- Interactive map
- Coordinates: 51°16′24″N 0°31′20″E﻿ / ﻿51.2734°N 0.5221°E
- Sovereign state: United Kingdom
- Country: England
- Region: South East
- Ceremonial county: Kent

Government
- • Type: Unitary authority
- • Body: West Kent Council

Area
- • Total: 515 sq mi (1,334 km^{2})

Population (2024 estimate)
- • Total: 567,062
- Time zone: UTC+0 (GMT)
- • Summer (DST): UTC+1 (BST)

= West Kent =

West Kent is expected to be a unitary authority area in Kent, England. It was planned to be formed on 1 April 2028. The largest settlement will be Maidstone, the county town of Kent, and it will also include Tunbridge Wells, Tonbridge, Sevenoaks, Ditton, and Swanley.

It will be formed from the Maidstone, Sevenoaks, Tonbridge and Malling and Tunbridge Wells districts.

Maidstone, Tunbridge Wells and Tonbridge are currently unparished, and the rest of the area is parished. The area has a 2024 estimated population of 567,062. Plans to create it were halted in September 2026 and the first election was cancelled.

== History ==

=== Pre-21st century ===

Under different boundaries, defined as the area west of the River Medway, West Kent was a traditional subdivision of Kent. It was advocated by the Association of the Men of Kent and Kentish Men, an organisation formed in 1913. The division may have risen from the ethnic differences approximately 1,500 years ago between the Jutish settlement of the east of the county and the Saxon presence in the west, although its origins are somewhat obscure. Residents of the traditional East Kent are called 'Men (or Maids) of Kent', as opposed to residents of West Kent, who are known as 'Kentish Men' or 'Kentish Maids'.

According to the BBC, a few hundred years later, it appears that the Men of Kent resisted William the Conqueror more stoutly than the Kentish Men, who surrendered.

West Kent had its own Quarter Sessions based in Maidstone until 1814, when the administrations of East and West Kent were merged.

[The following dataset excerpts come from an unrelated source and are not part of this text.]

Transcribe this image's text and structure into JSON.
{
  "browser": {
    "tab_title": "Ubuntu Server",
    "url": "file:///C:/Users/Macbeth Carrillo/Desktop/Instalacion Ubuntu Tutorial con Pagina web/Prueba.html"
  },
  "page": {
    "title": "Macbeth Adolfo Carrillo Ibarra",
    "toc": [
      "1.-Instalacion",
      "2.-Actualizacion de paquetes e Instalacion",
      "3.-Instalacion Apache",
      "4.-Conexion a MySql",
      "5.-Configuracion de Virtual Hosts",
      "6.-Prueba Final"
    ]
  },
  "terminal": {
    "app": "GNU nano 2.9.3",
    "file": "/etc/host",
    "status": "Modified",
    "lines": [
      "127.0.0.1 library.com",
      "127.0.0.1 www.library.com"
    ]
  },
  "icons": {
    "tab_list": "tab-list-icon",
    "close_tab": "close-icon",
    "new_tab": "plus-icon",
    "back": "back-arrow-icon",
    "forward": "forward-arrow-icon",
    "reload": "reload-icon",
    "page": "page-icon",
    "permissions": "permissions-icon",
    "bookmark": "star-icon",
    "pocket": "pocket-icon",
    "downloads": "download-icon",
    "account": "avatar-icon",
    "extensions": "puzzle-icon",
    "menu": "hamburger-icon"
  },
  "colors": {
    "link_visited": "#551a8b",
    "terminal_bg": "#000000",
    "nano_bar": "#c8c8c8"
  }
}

The West Kent Quarter Sessions Division consisted of the Lathe of Aylesford, the Lathe of Sutton-at-Hone and the lower division of the Lathe of Scray.

=== 21st century ===
The modern West Kent was first formed by proposals brought by Kent district councils as part of structural changes to local government in England which began in 2024. Prior to the local government reform, most of Kent had a two-tier system where Kent County Council and would provide local services.

Following the 2024 Devolution White Paper, the ruling Labour Party announced that the government would seek to establish unitary authorities in the remaining two-tier areas including Kent. In February 2025, the government wrote to the local authorities in Kent asking them to submit proposals for two-tier areas under the Local Government and Public Involvement in Health Act 2007. A West Kent district was included in all the proposals brought forward by district councils while a single-unitary option merging Kent and Medway was supported by the county council.

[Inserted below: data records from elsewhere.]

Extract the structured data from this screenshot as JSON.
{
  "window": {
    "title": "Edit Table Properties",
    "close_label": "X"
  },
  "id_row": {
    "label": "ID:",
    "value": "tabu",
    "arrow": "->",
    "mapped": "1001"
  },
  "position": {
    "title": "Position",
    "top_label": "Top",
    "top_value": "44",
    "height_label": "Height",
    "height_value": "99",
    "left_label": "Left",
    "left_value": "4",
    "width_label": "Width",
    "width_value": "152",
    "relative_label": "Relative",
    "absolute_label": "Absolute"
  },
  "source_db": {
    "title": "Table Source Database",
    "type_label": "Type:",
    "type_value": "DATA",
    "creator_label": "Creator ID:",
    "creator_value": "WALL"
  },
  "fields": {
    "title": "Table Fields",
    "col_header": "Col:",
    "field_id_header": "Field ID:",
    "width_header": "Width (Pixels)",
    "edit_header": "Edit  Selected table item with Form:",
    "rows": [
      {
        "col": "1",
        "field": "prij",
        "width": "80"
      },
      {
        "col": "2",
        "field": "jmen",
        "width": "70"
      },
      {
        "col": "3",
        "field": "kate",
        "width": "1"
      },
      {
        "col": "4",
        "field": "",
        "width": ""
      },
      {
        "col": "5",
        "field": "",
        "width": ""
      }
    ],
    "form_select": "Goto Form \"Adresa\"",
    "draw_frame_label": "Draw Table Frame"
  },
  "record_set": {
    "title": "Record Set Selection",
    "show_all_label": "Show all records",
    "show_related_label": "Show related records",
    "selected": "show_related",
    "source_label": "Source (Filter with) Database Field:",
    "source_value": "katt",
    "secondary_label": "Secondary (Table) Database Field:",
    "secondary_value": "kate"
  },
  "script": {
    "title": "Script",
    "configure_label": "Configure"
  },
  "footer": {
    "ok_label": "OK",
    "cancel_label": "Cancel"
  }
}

Option 4b, with the boundaries as planned, was selected by the government in July 2026. The alternative proposal for four unitaries and the proposals for a single unitary, or three or five unitaries were not accepted. The district councils in West Kent all supported Option 3a, which would also have been the district established on its planned boundaries.

In September 2026, the Kent proposals were withdrawn by the government in light of new government advice. The first election in 2027 election was cancelled.

==Governance==
It will be run by West Kent Council, which will comprise 84 councillors.